Main Street Iowa is a go

Fort Dodge is welcomed back to Iowa Economic Development program

-Messenger photo by Hans Madsen Fort Dodge earned its Main Street Iowa designation Wednesday.

Fort Dodge has been designated as a Main Street Iowa community, Debi Durham, director of the Iowa Economic Development Authority, announced Wednesday.

Main Street Iowa is a program led by the Iowa Economic Development Authority. Its goal is to improve the downtown area of the cities that are part of the program.

The announcement was made during the opening session of the Iowa Downtown Conference in downtown Sioux City.

The designation will help Fort Dodge revitalize its downtown, according to Steve Pederson, president of the local Self-Supported Municipal Improvement District.

“I personally am very excited about this collaboration with Main Street because it will allow us to really focus on retail in the downtown and the filling of our existing buildings and renewal of existing businesses on main street,” Pederson said. “This program has a very good track record of helping communities find what they are going to rally around for the next 15 to 20 years to put a fresh face on the downtown.”

SSMID, along with the Greater Fort Dodge Growth Alliance and the city of Fort Dodge, worked on the application process together, according to Jill Nelson, community development director of the Greater Fort Dodge Growth Alliance.

SSMID will be responsible for the Main Street Iowa program in Fort Dodge.

“We have a SSMID board and they will become the Main Street board,” Nelson said. “In addition to overseeing SSMID funds, they will also oversee the Main Street budget, the program and its director.”

A Main Street director will be appointed by the end of the year to focus solely on the needs of downtown, Nelson said. The director’s office will be located at the Greater Fort Dodge Growth Alliance, Nelson said.

Funding from the city, SSMID and private donations will keep the program running.

Nelson said Main Street Iowa will provide architectural services, technical assistance, and promotional and marketing guidance.

During the first three years of the program, Fort Dodge is to receive about 40 days of onsite training and technical assistance from the Main Street Iowa team, Main Street America staff, and private consultants, according to Durham.

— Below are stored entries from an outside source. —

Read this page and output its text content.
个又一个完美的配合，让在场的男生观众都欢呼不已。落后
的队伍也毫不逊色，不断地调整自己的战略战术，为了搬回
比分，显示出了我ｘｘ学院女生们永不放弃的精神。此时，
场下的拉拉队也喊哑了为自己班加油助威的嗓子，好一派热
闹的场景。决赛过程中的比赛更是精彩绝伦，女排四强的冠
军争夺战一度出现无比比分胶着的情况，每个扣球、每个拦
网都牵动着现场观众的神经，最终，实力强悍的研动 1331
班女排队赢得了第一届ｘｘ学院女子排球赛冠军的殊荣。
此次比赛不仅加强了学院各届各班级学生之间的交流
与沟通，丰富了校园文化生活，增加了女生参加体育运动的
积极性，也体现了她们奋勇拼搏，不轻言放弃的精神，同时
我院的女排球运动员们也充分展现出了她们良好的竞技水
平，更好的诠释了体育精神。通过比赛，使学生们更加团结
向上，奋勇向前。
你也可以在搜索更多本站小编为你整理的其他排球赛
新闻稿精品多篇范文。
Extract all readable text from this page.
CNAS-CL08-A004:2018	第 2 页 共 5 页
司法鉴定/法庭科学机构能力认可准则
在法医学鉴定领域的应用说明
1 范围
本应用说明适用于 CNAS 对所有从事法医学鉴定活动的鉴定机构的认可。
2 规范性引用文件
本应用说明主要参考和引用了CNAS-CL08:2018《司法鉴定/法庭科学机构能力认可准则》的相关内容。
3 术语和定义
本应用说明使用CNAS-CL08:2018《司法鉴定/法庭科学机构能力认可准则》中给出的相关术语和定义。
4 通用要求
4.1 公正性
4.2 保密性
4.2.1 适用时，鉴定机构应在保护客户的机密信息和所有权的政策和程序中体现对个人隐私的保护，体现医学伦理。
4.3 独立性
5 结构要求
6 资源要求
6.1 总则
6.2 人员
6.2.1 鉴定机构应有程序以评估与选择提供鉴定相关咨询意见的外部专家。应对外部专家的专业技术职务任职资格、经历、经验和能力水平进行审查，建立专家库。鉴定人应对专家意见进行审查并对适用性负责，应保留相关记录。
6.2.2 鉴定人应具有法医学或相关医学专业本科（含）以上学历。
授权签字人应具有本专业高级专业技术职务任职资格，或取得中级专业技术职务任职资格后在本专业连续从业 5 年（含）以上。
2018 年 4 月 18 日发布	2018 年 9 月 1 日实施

An additional 30 days of training for volunteers and local staff will be offered, putting the state’s investment at $120,000, Durham said.

Main Street communities each receive continuing training and technical assistance valued at $10,000 annually, Durham reported.

According to her, by working together with the state Main Street Iowa communities benefit with more than three million hours of volunteer time invested into improving their city centers. An increased job and business base, and more than $1.7 billion in private investment to purchase, construct and rehabilitate downtown property are other benefits, Durham said.

Pederson said he is looking forward to working with the Main Street Iowa team.

“Their expertise that they bring to the table will create a wonderful synergy for new merchants and the bright new professionals that we have coming into our community to join hand in hand to take on some fun projects and host some great events,” Pederson said. “There’s going to be lots of room for people to share their commitment to the Fort Dodge community and to partner with our local merchants to do some things.”

Pederson said it’s a great time to invest in Fort Dodge’s downtown.

“The timing is right,” he said. “The culmination of my 10 years on the SSMID board, this is what we have been building to. This is what the downtown plan has brought us to.”

A new nonprofit organization will be formed to support the program, according to Nelson.

The group will be co-located with the Greater Fort Dodge Growth Alliance, Fort Dodge Community Foundation and United Way, and the Fort Dodge Convention and Visitors Bureau.

A design, promotion, economic vitality and organization committee will serve under the Main Street director, who will work under SSMID, according to Pederson. Between six and 10 people will serve on each committee, he said.

Nelson said Fort Dodge plans to have a long-term commitment to the Main Street program.

“There are communities who have been Main Street communities for 20-plus years,” Nelson said. “So this is something that will be around for a while. As long as the funding is there and as long as we still see a need and it is supported by our community we will have it.”

Clarence was the other city designated as a Main Street Iowa community. A total of 54 communities in Iowa now hold the designation. The program has been in place for more than 30 years.